Pur tentato da mille, suadenti profferte telefoniche il nostro funzionario ha tenuto duro, non stipulando alcun vantaggiosissimo contratto: è una questione di principio, ama ripetere a colleghi che lo guardano come se fosse un marziano, un folle. «Il mondo va così, è essenziale adeguarsi rapidamente e senza fare troppe storie. Abbiamo vissuto tutti al di sopra delle nostre possibilità, oggidì bisogna mostrare… resilienza. Per noi, in fondo, è un modesto sacrificio ed è anzi doveroso dare il buon esempio…» l’ha rimbrottato con una certa severità il suo capo, che malgrado il taglio stipendiale si mette in tasca centocinquantamila euro l’anno. I lockdown a intermittenza fanno meno paura se si abita una villa con piscina.
Lui comunque non ha ribattuto, non gli pareva il caso: è conscio che, se dovesse capitargli qualcosa di serio, potrebbe solamente rivolgersi a un dio in cui manco crede. Accetta il prezzo: dopotutto gli anni migliori – quelli sopportabili – sono alle spalle, non ritorneranno mai più. Timbra il cartellino e aspetta che giornata e proiezione finiscano. E’ subentrata la rassegnazione, che condivide con l’infinità di persone che, rinserrate tra quattro mura anguste, attendono apatiche che il destino o la depressione abbiano il sopravvento.

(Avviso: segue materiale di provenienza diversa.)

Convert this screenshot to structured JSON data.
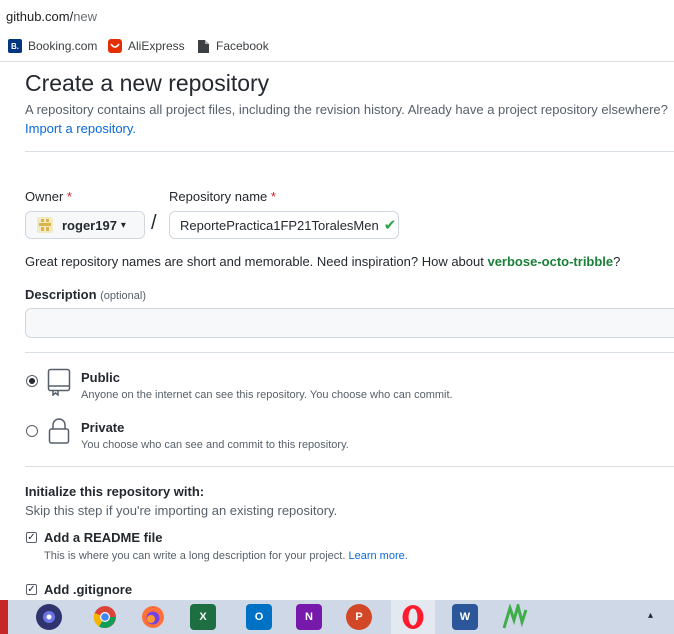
{
  "browser": {
    "url_host": "github.com/",
    "url_path": "new",
    "bookmarks": [
      {
        "label": "Booking.com",
        "icon": "booking-icon",
        "icon_char": "B.",
        "color": "#003580"
      },
      {
        "label": "AliExpress",
        "icon": "aliexpress-icon",
        "icon_char": "◡",
        "color": "#e62e04"
      },
      {
        "label": "Facebook",
        "icon": "file-icon",
        "icon_char": "▙",
        "color": "#3c4043"
      }
    ]
  },
  "page": {
    "title": "Create a new repository",
    "intro": "A repository contains all project files, including the revision history. Already have a project repository elsewhere?",
    "import_link": "Import a repository."
  },
  "form": {
    "owner_label": "Owner",
    "owner_required": "*",
    "owner_value": "roger197",
    "owner_caret": "▾",
    "slash": "/",
    "repo_label": "Repository name",
    "repo_required": "*",
    "repo_value": "ReportePractica1FP21ToralesMen",
    "repo_valid_mark": "✔",
    "hint_prefix": "Great repository names are short and memorable. Need inspiration? How about ",
    "hint_suggestion": "verbose-octo-tribble",
    "hint_suffix": "?",
    "description_label": "Description",
    "description_optional": "(optional)",
    "description_value": ""
  },
  "visibility": {
    "selected": "public",
    "options": [
      {
        "id": "public",
        "title": "Public",
        "desc": "Anyone on the internet can see this repository. You choose who can commit.",
        "icon": "repo-icon"
      },
      {
        "id": "private",
        "title": "Private",
        "desc": "You choose who can see and commit to this repository.",
        "icon": "lock-icon"
      }
    ]
  },
  "initialize": {
    "title": "Initialize this repository with:",
    "subtitle": "Skip this step if you're importing an existing repository.",
    "readme_label": "Add a README file",
    "readme_checked": true,
    "readme_desc": "This is where you can write a long description for your project.",
    "readme_link": "Learn more.",
    "gitignore_label": "Add .gitignore",
    "gitignore_checked": true,
    "check_glyph": "✓"
  },
  "taskbar": {
    "color": "#cfd8e6",
    "apps": [
      {
        "name": "taskbar-app-1-icon",
        "label": "",
        "color": "#3a3f8f"
      },
      {
        "name": "chrome-icon",
        "label": "",
        "color": "#db4437"
      },
      {
        "name": "firefox-icon",
        "label": "",
        "color": "#ff7139"
      },
      {
        "name": "excel-icon",
        "label": "X",
        "color": "#1d6f42"
      },
      {
        "name": "outlook-icon",
        "label": "O",
        "color": "#0072c6"
      },
      {
        "name": "onenote-icon",
        "label": "N",
        "color": "#7719aa"
      },
      {
        "name": "powerpoint-icon",
        "label": "P",
        "color": "#d24726"
      },
      {
        "name": "opera-icon",
        "label": "O",
        "color": "#ff1b2d"
      },
      {
        "name": "word-icon",
        "label": "W",
        "color": "#2b579a"
      },
      {
        "name": "taskbar-app-10-icon",
        "label": "",
        "color": "#3fae49"
      }
    ],
    "tray_caret": "▴"
  }
}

In una viuzza scorge finalmente qualche presenza umana: un vigile di pattuglia sta scrutando, con cipiglio severo, i permessi di soggiorno di due mediorientali, che non esibiscono un’aria granché preoccupata. Uno degli stranieri ha un sorriso strafottente dipinto in faccia: la mascherina l’avrà dimenticata da qualche parte. L’ultracinquantenne non sa se indignarsi o simpatizzare per lui: saranno pure pecorai in cerca di fortuna, ma noi siam pecore e basta. Oltrepassa il capannello, sbuca sulle rive: anche qui locali vuoti e porte sprangate, un’auto della polizia sta in agguato accanto a un semaforo. Dai colli istriani si è levata argentea una falce di luna.
L’uomo in loden calpesta senza volerlo una stella filante di colore viola, poi si incammina lentamente verso il molo, incurante degli spruzzi sollevati dalla bora: nessuno ad ostacolargli il passo, nemmeno il virus.